Agli Stati Generali della Sicurezza, tenutisi nello scorso novembre a Milano (fortemente voluti da Assosicurezza), mi è stato affidato un tema impegnativo: quello di fotografare il settore, rappresentandone punti di forza e punti di debolezza. Se tutti conosciamo gli elementi di redditività della nostra industria, ossia la presenza di una domanda che resiste e di una risposta tecnologica caratterizzata da una penetrante capacità di personalizzazione e di integrazione, è invero più difficile enucleare le debolezze del nostro mercato.
Il primo punto di debolezza, di questo sono certo, nasce dall’incapacità tipicamente italica di fare squadra, quindi di fare associazionismo e, quindi di fare lobby. Sono stati fatti innumerevoli tentativi di dialogo di filiera – tutti abortiti al primo o secondo incontro.
La nostra incapacità di elaborare un pensiero “di filiera” ci ha meritato una scarsa visibilità politica a livello di industria e una conseguente disattenzione del decisore rispetto alle nostre richieste – peraltro confuse e distoniche tra i vari attori.
A questo si aggiunge un ridotto dimensionamento del comparto, che non migliora lo stato delle cose. La nostra industria – specchio di quella nazionale – soffre di nanismo imprenditoriale, soprattutto negli anelli terminali della catena del valore (il 95% delle imprese di installazione conta meno di 5 dipendenti, classificandosi come artigianato).
Si registra poi una resistenza culturale anche all’aggregazione finalizzata al business, che riduce ai minimi termini le operazioni di fusione, la nascita di consorzi o di reti di impresa – che invece rafforzerebbero e riqualificherebbero l’offerta del comparto.
Ed eccoci al punto più serio di debolezza: quello culturale. Il settore mostra riluttanza ad abbracciare il nuovo nell’evoluzione tecnologica (dalla migrazione all’IP alla scelta di abbracciare nuovi rami operativi o nuove competenze per generare nuovo business…o anche solo per sopravvivere).
La formazione professionale è spesso vissuta come l’ennesimo balzello succhiatempo e si registra una pericolosa tendenza all’onniscienza professionale – quando invece tutti gli indicatori evidenziano che la specializzazione è la chiave per la redditività e che essere “professionalmente onnivori” raramente paga, in termini di marginalità.

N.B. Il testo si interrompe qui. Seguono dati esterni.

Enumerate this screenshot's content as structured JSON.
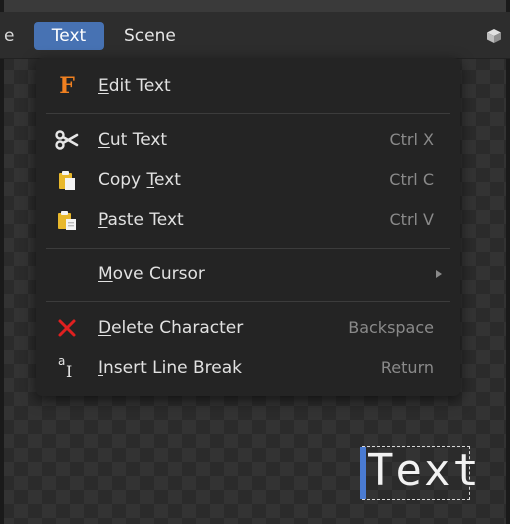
{
  "header": {
    "cut_label": "e",
    "menus": [
      {
        "label": "Text",
        "active": true
      },
      {
        "label": "Scene",
        "active": false
      }
    ]
  },
  "menu": {
    "items": [
      {
        "icon": "font-f-icon",
        "pre": "",
        "u": "E",
        "post": "dit Text",
        "shortcut": ""
      },
      {
        "icon": "scissors-icon",
        "pre": "",
        "u": "C",
        "post": "ut Text",
        "shortcut": "Ctrl X"
      },
      {
        "icon": "copy-clipboard-icon",
        "pre": "Copy ",
        "u": "T",
        "post": "ext",
        "shortcut": "Ctrl C"
      },
      {
        "icon": "paste-clipboard-icon",
        "pre": "",
        "u": "P",
        "post": "aste Text",
        "shortcut": "Ctrl V"
      },
      {
        "icon": "",
        "pre": "",
        "u": "M",
        "post": "ove Cursor",
        "shortcut": ""
      },
      {
        "icon": "x-delete-icon",
        "pre": "",
        "u": "D",
        "post": "elete Character",
        "shortcut": "Backspace"
      },
      {
        "icon": "line-break-icon",
        "pre": "",
        "u": "I",
        "post": "nsert Line Break",
        "shortcut": "Return"
      }
    ],
    "icon_glyphs": {
      "font": "F",
      "linebreak_a": "a",
      "linebreak_i": "I"
    }
  },
  "viewport": {
    "text_object_label": "Text"
  },
  "colors": {
    "accent": "#4772b3",
    "menu_bg": "#242424",
    "delete_red": "#e02020",
    "font_icon_orange": "#f08020"
  }
}
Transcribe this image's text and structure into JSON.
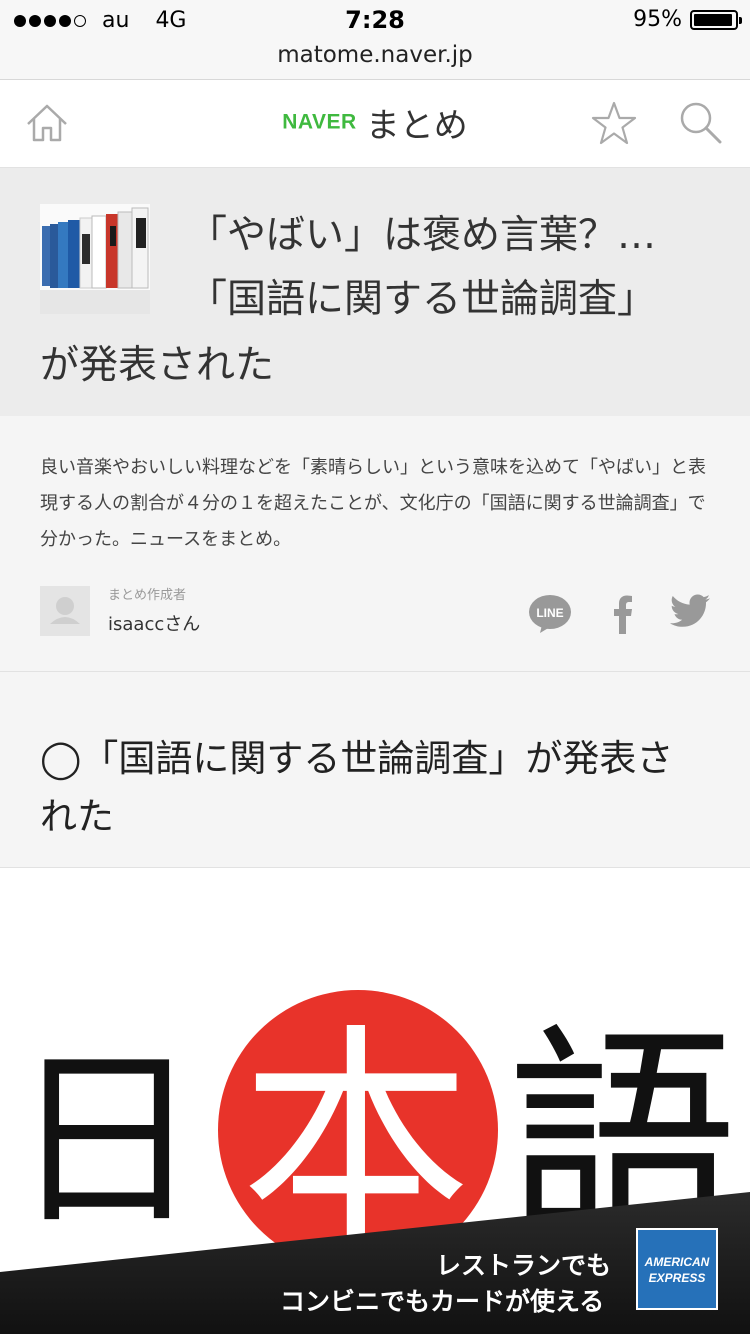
{
  "status_bar": {
    "carrier": "au",
    "network": "4G",
    "time": "7:28",
    "battery": "95%",
    "battery_level": 0.95,
    "signal_bars": 4
  },
  "browser": {
    "url": "matome.naver.jp"
  },
  "header": {
    "brand_naver": "NAVER",
    "brand_matome": "まとめ",
    "home_icon": "home-icon",
    "favorite_icon": "star-icon",
    "search_icon": "search-icon",
    "brand_color": "#3fb93f"
  },
  "article": {
    "title_line1": "「やばい」は褒め言葉？…",
    "title_line2": "「国語に関する世論調査」",
    "title_line3": "が発表された",
    "description": "良い音楽やおいしい料理などを「素晴らしい」という意味を込めて「やばい」と表現する人の割合が４分の１を超えたことが、文化庁の「国語に関する世論調査」で分かった。ニュースをまとめ。",
    "author_caption": "まとめ作成者",
    "author_name": "isaaccさん",
    "share": {
      "line_label": "LINE",
      "facebook_icon": "facebook-icon",
      "twitter_icon": "twitter-icon"
    }
  },
  "section": {
    "heading_line1": "◯「国語に関する世論調査」が発表さ",
    "heading_line2": "れた"
  },
  "main_image": {
    "char1": "日",
    "char2": "本",
    "char3": "語",
    "circle_color": "#e8332a"
  },
  "ad": {
    "line1": "レストランでも",
    "line2": "コンビニでもカードが使える",
    "logo_line1": "AMERICAN",
    "logo_line2": "EXPRESS",
    "logo_color": "#2671b9"
  }
}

La bella notizia è però che il male peggiore ce lo stiamo facendo da soli, coltivando individualismi e miopia imprenditoriale, autoconvincendoci che “piccolo è bello per definizione” e che possiamo chiuderci nel nostro guscio perché nessuno mai verrà ad espugnarlo.
Non è così, ma per fortuna abbiamo tutti gli strumenti per reagire. Innanzitutto abbiamo il mercato: c’è domanda e c’è un’offerta ad alto contenuto tecnologico. E poi ci sono nuovi operatori che si affacciano e che hanno bisogno del nostro knowhow, se vogliono operare con successo e non fare danni. In questo senso la temuta convergenza con altri settori (TLC, ITC, networking, ma anche broadcast, vigilanza privata, edilizia e automazione) dev’essere vista come un’opportunità, non come uno spauracchio da ostacolare.
Infine, ultimo ma non meno importante, ci sono delle realtà associative come Assosicurezza che lavorano per tirare la volata al comparto: fanno comunicazione, fanno formazione, aiutano le imprese a dimensionarsi, ad internazionalizzarsi, a non temere la transizione, a fare il salto qualitativo, a farsi conoscere dai media, a farsi ascoltare dal decisore. E soprattutto a fare business. Questo è l’obiettivo principale di Assosicurezza, ed è un obiettivo ancor più sfidante in un 2013 dall’andamento incerto.
Ma Assosicurezza c’è e ci sarà anche nel 2013, al fianco delle imprese. Perché, ripeto: il nostro comparto ha i numeri, gli strumenti e le carte in regola per rispondere a qualsiasi scossone. Quindi buon 2013 di cuore.